🤖 AI Summary
This study presents the first empirical evaluation of open-source large language model (LLM) agents in static application security testing (SAST) tasks. The authors construct three LLM-based agents using Ollama and benchmark their performance against Bandit, a mature SAST tool, in standard vulnerability detection scenarios. A quantitative comparison is conducted using a composite scoring metric based on precision, recall, and the number of false positives. The results demonstrate that current open-source LLM agents exhibit substantially lower overall performance than specialized SAST tools and are not yet viable replacements in real-world SAST applications. This work provides critical empirical evidence delineating the current applicability boundaries of LLMs in cybersecurity contexts.
📝 Abstract
This paper explores the value of agentic AI tools for cybersecurity purposes. We evaluate the efficacy of a general-purpose GenAI Large Language Model- (GenAI-) based agent when powered by three different Ollama-hosted general-purpose open source models.
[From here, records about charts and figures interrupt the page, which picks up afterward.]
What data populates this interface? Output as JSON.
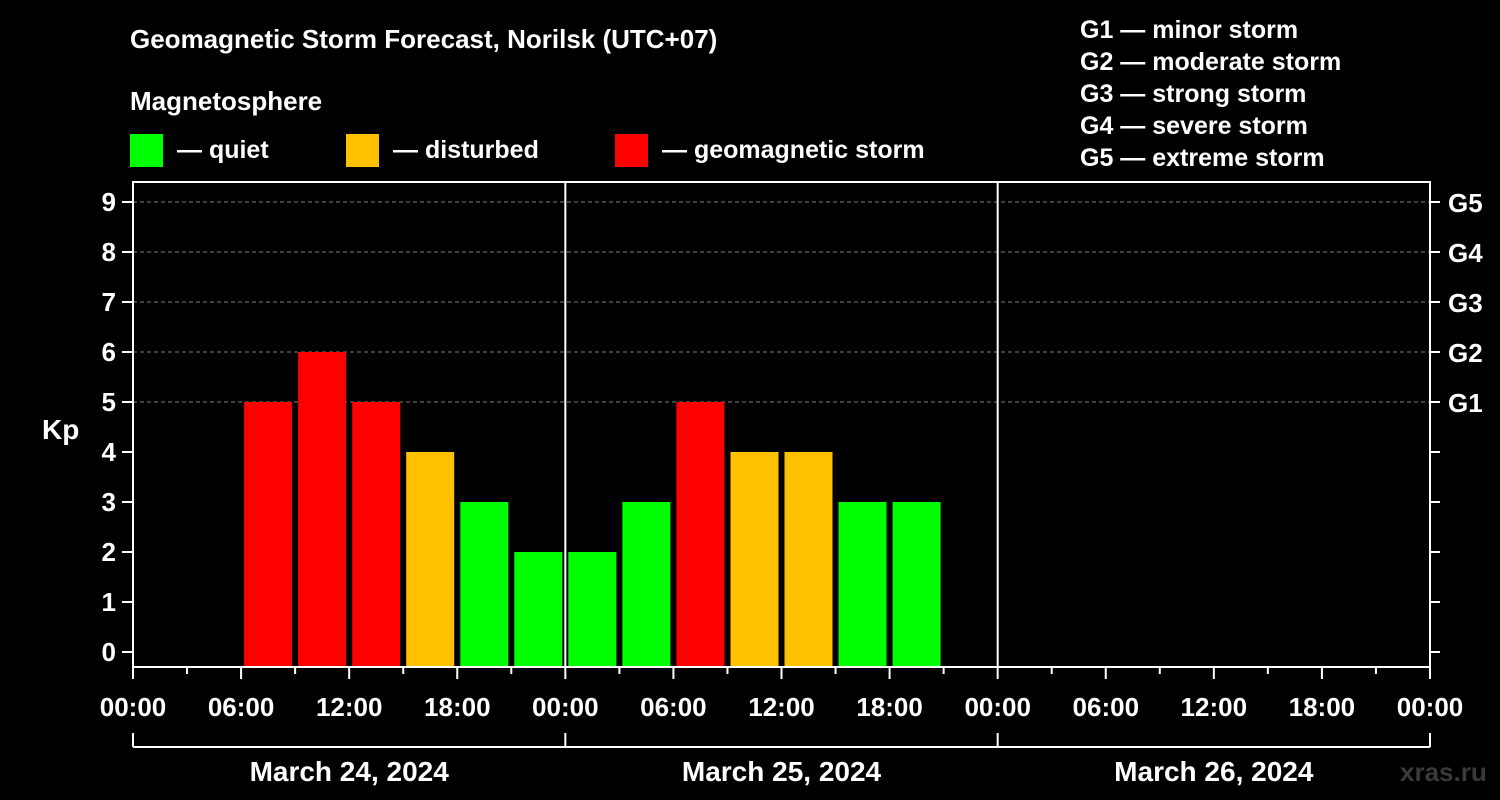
{
  "header": {
    "title": "Geomagnetic Storm Forecast, Norilsk (UTC+07)",
    "subtitle": "Magnetosphere"
  },
  "legend": [
    {
      "label": "— quiet",
      "color": "#00ff00"
    },
    {
      "label": "— disturbed",
      "color": "#ffc000"
    },
    {
      "label": "— geomagnetic storm",
      "color": "#ff0000"
    }
  ],
  "scale_legend": [
    "G1 — minor storm",
    "G2 — moderate storm",
    "G3 — strong storm",
    "G4 — severe storm",
    "G5 — extreme storm"
  ],
  "watermark": "xras.ru",
  "colors": {
    "quiet": "#00ff00",
    "disturbed": "#ffc000",
    "storm": "#ff0000",
    "background": "#000000",
    "axis": "#ffffff",
    "grid": "#808080"
  },
  "chart_data": {
    "type": "bar",
    "ylabel": "Kp",
    "ylim": [
      0,
      9
    ],
    "yticks": [
      "0",
      "1",
      "2",
      "3",
      "4",
      "5",
      "6",
      "7",
      "8",
      "9"
    ],
    "right_ticks": [
      {
        "kp": 5,
        "label": "G1"
      },
      {
        "kp": 6,
        "label": "G2"
      },
      {
        "kp": 7,
        "label": "G3"
      },
      {
        "kp": 8,
        "label": "G4"
      },
      {
        "kp": 9,
        "label": "G5"
      }
    ],
    "grid": "dashed horizontal at Kp 5-9",
    "xticks": [
      "00:00",
      "06:00",
      "12:00",
      "18:00",
      "00:00",
      "06:00",
      "12:00",
      "18:00",
      "00:00",
      "06:00",
      "12:00",
      "18:00",
      "00:00"
    ],
    "days": [
      "March 24, 2024",
      "March 25, 2024",
      "March 26, 2024"
    ],
    "interval_hours": 3,
    "bars": [
      {
        "start": "2024-03-24 06:00",
        "kp": 5,
        "level": "storm"
      },
      {
        "start": "2024-03-24 09:00",
        "kp": 6,
        "level": "storm"
      },
      {
        "start": "2024-03-24 12:00",
        "kp": 5,
        "level": "storm"
      },
      {
        "start": "2024-03-24 15:00",
        "kp": 4,
        "level": "disturbed"
      },
      {
        "start": "2024-03-24 18:00",
        "kp": 3,
        "level": "quiet"
      },
      {
        "start": "2024-03-24 21:00",
        "kp": 2,
        "level": "quiet"
      },
      {
        "start": "2024-03-25 00:00",
        "kp": 2,
        "level": "quiet"
      },
      {
        "start": "2024-03-25 03:00",
        "kp": 3,
        "level": "quiet"
      },
      {
        "start": "2024-03-25 06:00",
        "kp": 5,
        "level": "storm"
      },
      {
        "start": "2024-03-25 09:00",
        "kp": 4,
        "level": "disturbed"
      },
      {
        "start": "2024-03-25 12:00",
        "kp": 4,
        "level": "disturbed"
      },
      {
        "start": "2024-03-25 15:00",
        "kp": 3,
        "level": "quiet"
      },
      {
        "start": "2024-03-25 18:00",
        "kp": 3,
        "level": "quiet"
      }
    ]
  }
}
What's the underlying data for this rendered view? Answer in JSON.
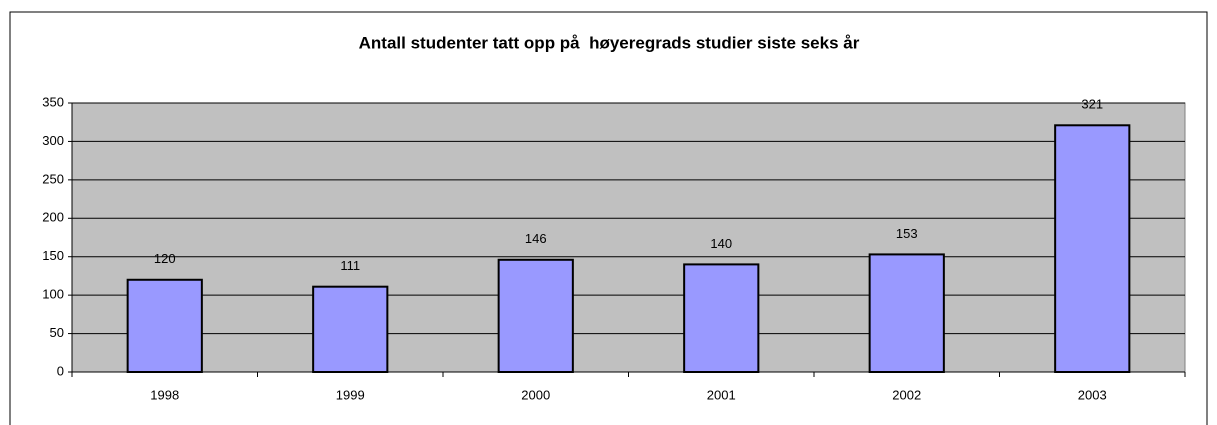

We assess each agent's performance using precision, recall, false positive count, and a calculated composite score based upon the interplay of the captured metrics, against the baseline performance of an existing, vetted Static Application Security Testing (SAST) tool, Bandit. Our findings refute the notion that a modern open-source GenAI LLM-based agent is currently suitable for the specialized task of SAST scanning under realistic conditions.